Suppose that I hold this combination of views:

  1. Narrow Pacifism: It is always wrong to intentionally kill.

  2. The Principle of Double Effect is true.

  3. Broadness of Intention: Shooting the sniper in the head would be an intentional killing.

Then I am not permitted to to use the rifle to stop the sniper. But here is a paradoxical consequence: a strong Double Effect case can be made that I am permitted to use the RPG. For in firing the RPG, I can be credibly intending to destroy the sniper’s rifle, which is a legitimate target even for a (narrow) pacifist. (I am assuming that I couldn’t destroy the sniper’s rifle with my rifle shot, perhaps because my aim isn’t good enough, or because it’s protected by a sandbag.)

So, here is an odd dilemma for the narrow pacifist who accepts Double Effect. Either the narrow pacifist accepts Broadness or rejects it.

Acceptance of Broadness, together with the above argument, leads in a number of cases to significantly more violence: the RPG will not only kill the sniper but also her comrades. Note that this is not an issue that comes up just in “small” cases involving snipers and RPGs. Narrow Pacifism plus Broadness would lead to a perverse preference to shoot a tactical nuke at the area occupied by enemy infantry—of course, just in order to destroy their weapons—over a conventional infantry attack.

Rejection of Broadness, on the other hand, means that the narrow pacifist need not actually be all that pacific: she can allow soldier to lethally shoot the enemy as long as they intend to stop the enemy rather than to kill. The narrow pacifist who rejects Broadness is a very narrow pacifist indeed.

Objection: If one accepts Broadness, one will also think that firing the RPG is an intentional killing.

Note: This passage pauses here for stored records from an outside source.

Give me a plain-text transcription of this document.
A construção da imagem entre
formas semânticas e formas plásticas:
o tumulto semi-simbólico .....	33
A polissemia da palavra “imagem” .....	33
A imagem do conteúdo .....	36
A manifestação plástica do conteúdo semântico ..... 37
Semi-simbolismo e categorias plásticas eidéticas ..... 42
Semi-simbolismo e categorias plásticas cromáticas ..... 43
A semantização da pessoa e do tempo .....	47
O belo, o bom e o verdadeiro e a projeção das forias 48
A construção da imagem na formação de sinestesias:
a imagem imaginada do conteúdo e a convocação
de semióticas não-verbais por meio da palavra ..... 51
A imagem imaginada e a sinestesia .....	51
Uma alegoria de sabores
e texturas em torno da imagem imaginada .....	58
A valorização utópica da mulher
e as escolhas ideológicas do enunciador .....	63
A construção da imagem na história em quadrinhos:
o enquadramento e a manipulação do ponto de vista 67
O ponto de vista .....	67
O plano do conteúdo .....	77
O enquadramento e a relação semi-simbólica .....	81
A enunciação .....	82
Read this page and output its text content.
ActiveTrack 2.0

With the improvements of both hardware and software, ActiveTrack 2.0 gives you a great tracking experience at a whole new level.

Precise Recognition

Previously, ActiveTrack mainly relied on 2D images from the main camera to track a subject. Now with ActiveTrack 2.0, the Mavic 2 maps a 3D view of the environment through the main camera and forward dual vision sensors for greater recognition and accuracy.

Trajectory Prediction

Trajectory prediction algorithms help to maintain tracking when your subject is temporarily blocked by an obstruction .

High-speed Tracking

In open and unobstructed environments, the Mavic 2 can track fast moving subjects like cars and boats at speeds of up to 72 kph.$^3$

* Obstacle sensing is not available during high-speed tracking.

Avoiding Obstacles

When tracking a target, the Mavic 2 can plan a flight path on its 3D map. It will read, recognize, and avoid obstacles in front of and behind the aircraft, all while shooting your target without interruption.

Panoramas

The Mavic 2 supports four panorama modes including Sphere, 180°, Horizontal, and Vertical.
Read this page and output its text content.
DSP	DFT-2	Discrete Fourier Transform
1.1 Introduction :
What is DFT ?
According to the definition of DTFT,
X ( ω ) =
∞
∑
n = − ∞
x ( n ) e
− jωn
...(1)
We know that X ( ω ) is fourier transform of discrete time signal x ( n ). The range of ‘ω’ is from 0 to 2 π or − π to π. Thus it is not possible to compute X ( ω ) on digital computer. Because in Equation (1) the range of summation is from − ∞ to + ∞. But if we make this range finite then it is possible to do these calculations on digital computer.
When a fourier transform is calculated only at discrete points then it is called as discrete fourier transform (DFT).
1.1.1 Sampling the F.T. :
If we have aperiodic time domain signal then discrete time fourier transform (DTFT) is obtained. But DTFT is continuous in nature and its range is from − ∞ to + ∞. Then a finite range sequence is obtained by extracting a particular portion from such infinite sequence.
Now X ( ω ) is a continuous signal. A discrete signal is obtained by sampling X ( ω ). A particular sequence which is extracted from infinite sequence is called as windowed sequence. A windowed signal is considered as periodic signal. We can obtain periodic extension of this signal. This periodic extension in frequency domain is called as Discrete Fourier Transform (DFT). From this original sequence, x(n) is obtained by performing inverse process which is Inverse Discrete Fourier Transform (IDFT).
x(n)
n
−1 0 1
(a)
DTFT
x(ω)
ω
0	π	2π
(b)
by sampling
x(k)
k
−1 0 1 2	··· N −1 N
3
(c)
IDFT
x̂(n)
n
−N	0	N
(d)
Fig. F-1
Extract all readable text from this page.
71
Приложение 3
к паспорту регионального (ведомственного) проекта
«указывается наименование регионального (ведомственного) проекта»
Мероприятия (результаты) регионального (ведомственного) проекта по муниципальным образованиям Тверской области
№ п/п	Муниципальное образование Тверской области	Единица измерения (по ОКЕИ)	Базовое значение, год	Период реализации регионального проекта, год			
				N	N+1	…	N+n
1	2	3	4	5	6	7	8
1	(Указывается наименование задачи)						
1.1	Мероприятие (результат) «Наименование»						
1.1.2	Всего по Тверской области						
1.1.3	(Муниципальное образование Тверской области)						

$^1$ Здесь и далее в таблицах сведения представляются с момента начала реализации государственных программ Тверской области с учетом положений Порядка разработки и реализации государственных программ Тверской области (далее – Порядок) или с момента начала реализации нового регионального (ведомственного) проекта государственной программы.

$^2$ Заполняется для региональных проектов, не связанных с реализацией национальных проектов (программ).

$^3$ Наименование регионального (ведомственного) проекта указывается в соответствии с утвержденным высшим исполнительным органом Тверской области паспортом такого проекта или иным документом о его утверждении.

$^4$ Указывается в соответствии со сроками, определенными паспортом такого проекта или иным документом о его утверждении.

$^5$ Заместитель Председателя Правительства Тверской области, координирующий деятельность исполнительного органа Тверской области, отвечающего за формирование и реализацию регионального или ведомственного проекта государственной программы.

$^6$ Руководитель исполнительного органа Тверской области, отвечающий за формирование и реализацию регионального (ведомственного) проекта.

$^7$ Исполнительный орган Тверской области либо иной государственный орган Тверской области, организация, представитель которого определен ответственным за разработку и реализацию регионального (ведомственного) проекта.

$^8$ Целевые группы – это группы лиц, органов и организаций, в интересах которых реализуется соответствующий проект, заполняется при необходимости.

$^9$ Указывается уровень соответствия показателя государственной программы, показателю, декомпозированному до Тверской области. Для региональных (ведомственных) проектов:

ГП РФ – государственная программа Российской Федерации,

Response: Thinking that firing the RPG is an intentional killing seems to me to be rejecting the central ideas behind Double Effect. The point of Double Effect is to distinguish the target of the action from side-effects. It seems perfectly reasonable to take the sniper’s rifle as one’s RPG target. Unlike in the case where one aims at the sniper’s head, there is no intention to impose any harm on the sniper, or even to physically affect the sniper’s body in any way. There is simply the intention to destroy the weapon which the sniper is using. Unfortunately, the explosion that will destroy the weapon will also kill the sniper.